Через четыре года сын снова оказался на больничной койке, с которой уже не встал.
– Хронический гранулоцитарный лейкоз долгое время протекает бессимптомно, – объяснили пани Матильде в клинике. – Физическое состояние при этом вполне удовлетворительное, больные сохраняют трудоспособность, ведут обычный образ жизни…
– Удовлетворительное состояние? Тогда почему он в больнице?
– Потому что у вашего сына злокачественное заболевание крови. Хроническая стадия перешла в развёрнутую.
Врач замолчал.
– Сколько с этим живут? С этой развёрнутой стадией. Сколько?
– От четырёх до десяти лет, при правильном лечении. Затем наступает бластный криз.
Врач говорил что-то непонятное: о неблагоприятных прогностических признаках, о том, что развёрнутая фаза перешла в терминальную и о необходимости комбинированной полихимиотерапии.
– Но вы ведь его вылечите? Вы его вылечите? – остановила его Матильда.
– В терминальной стадии длительность жизни не превышает двенадцати месяцев, – продолжил врач, словно не слышал заданного ему вопроса.
– И что… потом? – спросила Матильда, уже понимая – что…
В палату она вошла с улыбкой на лице.
– А я к тебе с хорошими вестями, сынок. Я говорила с врачом, он сказал…
– Мама. Я вызвал нотариуса. Хочу написать завещание.
Обещанных врачом двенадцати месяцев Марек не прожил. Дом в Бяле-Блота принадлежал его отцу, а после его смерти принадлежал Мареку. Матильда жила в Варшаве, в родовом имении Браварских бывала редко, наездами, но считала его своим.

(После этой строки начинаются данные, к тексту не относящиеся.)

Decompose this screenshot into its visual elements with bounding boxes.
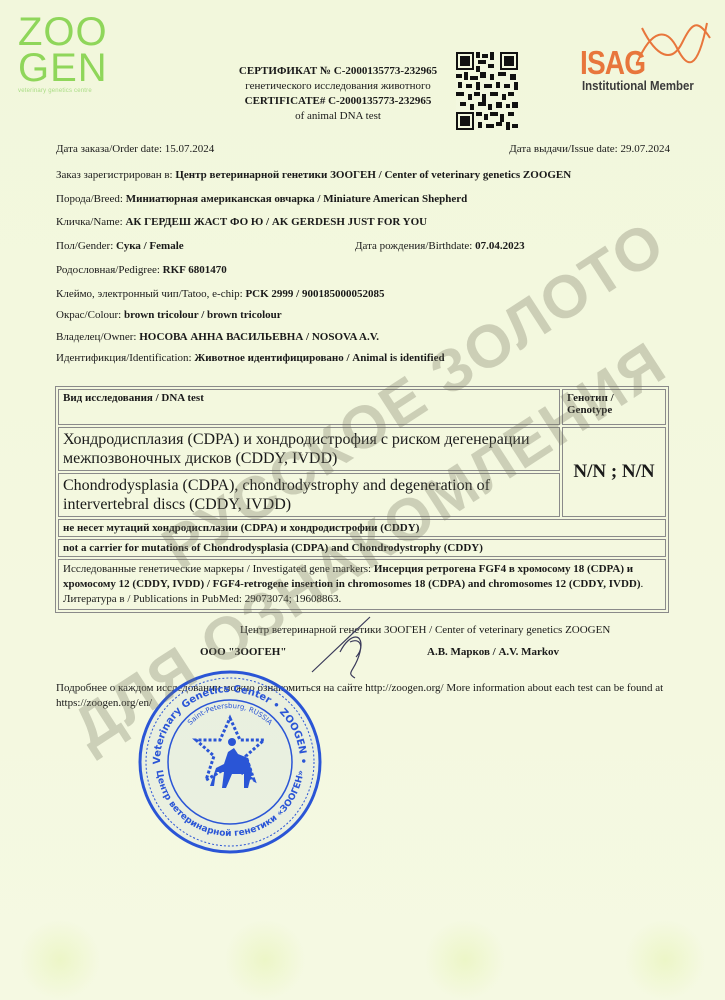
table-row: Исследованные генетические маркеры / Inv… — [58, 559, 666, 610]
field-value: АК ГЕРДЕШ ЖАСТ ФО Ю / AK GERDESH JUST FO… — [125, 216, 427, 228]
table-row: не несет мутаций хондродисплазии (CDPA) … — [58, 519, 666, 537]
field-value: Центр ветеринарной генетики ЗООГЕН / Cen… — [175, 169, 571, 181]
dna-test-table: Вид исследования / DNA test Генотип / Ge… — [55, 386, 669, 613]
field-pedigree: Родословная/Pedigree: RKF 6801470 — [56, 264, 227, 276]
signature-mark — [310, 612, 390, 682]
result-ru: не несет мутаций хондродисплазии (CDPA) … — [58, 519, 666, 537]
zoogen-logo-line1: ZOO — [18, 14, 108, 50]
signature-signer: А.В. Марков / A.V. Markov — [427, 646, 559, 658]
isag-logo: ISAG Institutional Member — [580, 18, 720, 98]
field-chip: Клеймо, электронный чип/Tatoo, e-chip: P… — [56, 288, 384, 300]
markers-label: Исследованные генетические маркеры / Inv… — [63, 563, 371, 575]
field-breed: Порода/Breed: Миниатюрная американская о… — [56, 193, 467, 205]
certificate-title-en: CERTIFICATE# C-2000135773-232965 — [222, 94, 454, 109]
test-name-en: Chondrodysplasia (CDPA), chondrodystroph… — [58, 473, 560, 517]
zoogen-logo: ZOO GEN veterinary genetics centre — [18, 14, 108, 94]
field-label: Родословная/Pedigree: — [56, 264, 160, 276]
certificate-subtitle-ru: генетического исследования животного — [222, 79, 454, 94]
field-value: Животное идентифицировано / Animal is id… — [194, 352, 444, 364]
field-label: Кличка/Name: — [56, 216, 123, 228]
field-value: НОСОВА АННА ВАСИЛЬЕВНА / NOSOVA A.V. — [139, 331, 379, 343]
qr-code-icon[interactable] — [456, 52, 518, 130]
order-date: Дата заказа/Order date: 15.07.2024 — [56, 143, 214, 155]
column-header-genotype: Генотип / Genotype — [562, 389, 666, 425]
field-identification: Идентификция/Identification: Животное ид… — [56, 352, 445, 364]
field-value: Сука / Female — [116, 240, 184, 252]
test-name-ru: Хондродисплазия (CDPA) и хондродистрофия… — [58, 427, 560, 471]
field-label: Окрас/Colour: — [56, 309, 121, 321]
field-label: Порода/Breed: — [56, 193, 123, 205]
field-value: brown tricolour / brown tricolour — [124, 309, 282, 321]
certificate-title-ru: СЕРТИФИКАТ № C-2000135773-232965 — [222, 64, 454, 79]
certificate-header: СЕРТИФИКАТ № C-2000135773-232965 генетич… — [222, 64, 454, 124]
field-birthdate: Дата рождения/Birthdate: 07.04.2023 — [355, 240, 525, 252]
signature-center-name: Центр ветеринарной генетики ЗООГЕН / Cen… — [240, 624, 610, 636]
field-colour: Окрас/Colour: brown tricolour / brown tr… — [56, 309, 282, 321]
order-date-label: Дата заказа/Order date: — [56, 143, 162, 155]
table-row: Хондродисплазия (CDPA) и хондродистрофия… — [58, 427, 666, 471]
issue-date-label: Дата выдачи/Issue date: — [509, 143, 618, 155]
issue-date: Дата выдачи/Issue date: 29.07.2024 — [509, 143, 670, 155]
zoogen-stamp: Veterinary Genetics Center • ZOOGEN • Це… — [136, 668, 324, 856]
field-value: 07.04.2023 — [475, 240, 525, 252]
field-value: PCK 2999 / 900185000052085 — [245, 288, 384, 300]
stamp-seal-icon: Veterinary Genetics Center • ZOOGEN • Це… — [136, 668, 324, 856]
field-label: Пол/Gender: — [56, 240, 113, 252]
zoogen-logo-line2: GEN — [18, 50, 108, 86]
column-header-test: Вид исследования / DNA test — [58, 389, 560, 425]
isag-name: ISAG — [580, 44, 645, 82]
table-header-row: Вид исследования / DNA test Генотип / Ge… — [58, 389, 666, 425]
field-registered: Заказ зарегистрирован в: Центр ветеринар… — [56, 169, 571, 181]
table-row: not a carrier for mutations of Chondrody… — [58, 539, 666, 557]
signature-company: ООО "ЗООГЕН" — [200, 646, 286, 658]
order-date-value: 15.07.2024 — [165, 143, 215, 155]
field-value: RKF 6801470 — [163, 264, 227, 276]
field-label: Дата рождения/Birthdate: — [355, 240, 472, 252]
field-value: Миниатюрная американская овчарка / Minia… — [126, 193, 467, 205]
field-label: Владелец/Owner: — [56, 331, 137, 343]
field-owner: Владелец/Owner: НОСОВА АННА ВАСИЛЬЕВНА /… — [56, 331, 379, 343]
issue-date-value: 29.07.2024 — [621, 143, 671, 155]
isag-member-badge: Institutional Member — [582, 78, 694, 93]
field-gender: Пол/Gender: Сука / Female — [56, 240, 184, 252]
result-en: not a carrier for mutations of Chondrody… — [58, 539, 666, 557]
field-label: Клеймо, электронный чип/Tatoo, e-chip: — [56, 288, 243, 300]
field-label: Идентификция/Identification: — [56, 352, 192, 364]
genotype-result: N/N ; N/N — [562, 427, 666, 517]
field-name: Кличка/Name: АК ГЕРДЕШ ЖАСТ ФО Ю / AK GE… — [56, 216, 427, 228]
certificate-subtitle-en: of animal DNA test — [222, 109, 454, 124]
field-label: Заказ зарегистрирован в: — [56, 169, 173, 181]
gene-markers: Исследованные генетические маркеры / Inv… — [58, 559, 666, 610]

И вот теперь в завещании сына дом наследовал Николай Марекович Браварский.
Выходило, что тридцать восемь лет назад Марек оформил отцовство на ребёнка русской нищебродки из неблагополучной семьи, ухитрившейся забеременеть в семнадцать лет. И все эти годы скрывал от матери, что у неё есть внук, с узаконенными правами на отцовское наследство.
Матильда приложила немалые усилия, чтобы очернить в глазах сына эту потаскушку Аллу. О женитьбе не могло быть и речи. Матильда мастерски разыграла сердечный приступ, даже в больницу легла, чтобы обман выглядел правдоподобно, и заплатила врачу, который подтвердил Мареку, что с мамой всё очень серьёзно. Сын поверил. И когда Матильда слабым, хорошо отрепетированным голосом заявила ему: «Или я, или эта прошмандовка, выбирай», у сына хватило смелости только сказать: «Она не прошмандовка, но я останусь с тобой, мама, ты только не волнуйся, тебе ни в коем случае нельзя…»
Марек робко напомнил матери о деньгах, которые понадобятся Алле и ребёнку. Матильда милостиво кивнула: «Конечно-конечно, девочке надо помочь, отвезёшь ей деньги, но больше с ней не встречайся. И пусть напишет отказ от претензий на отцовство. Мне привези. Сначала расписка, потом деньги.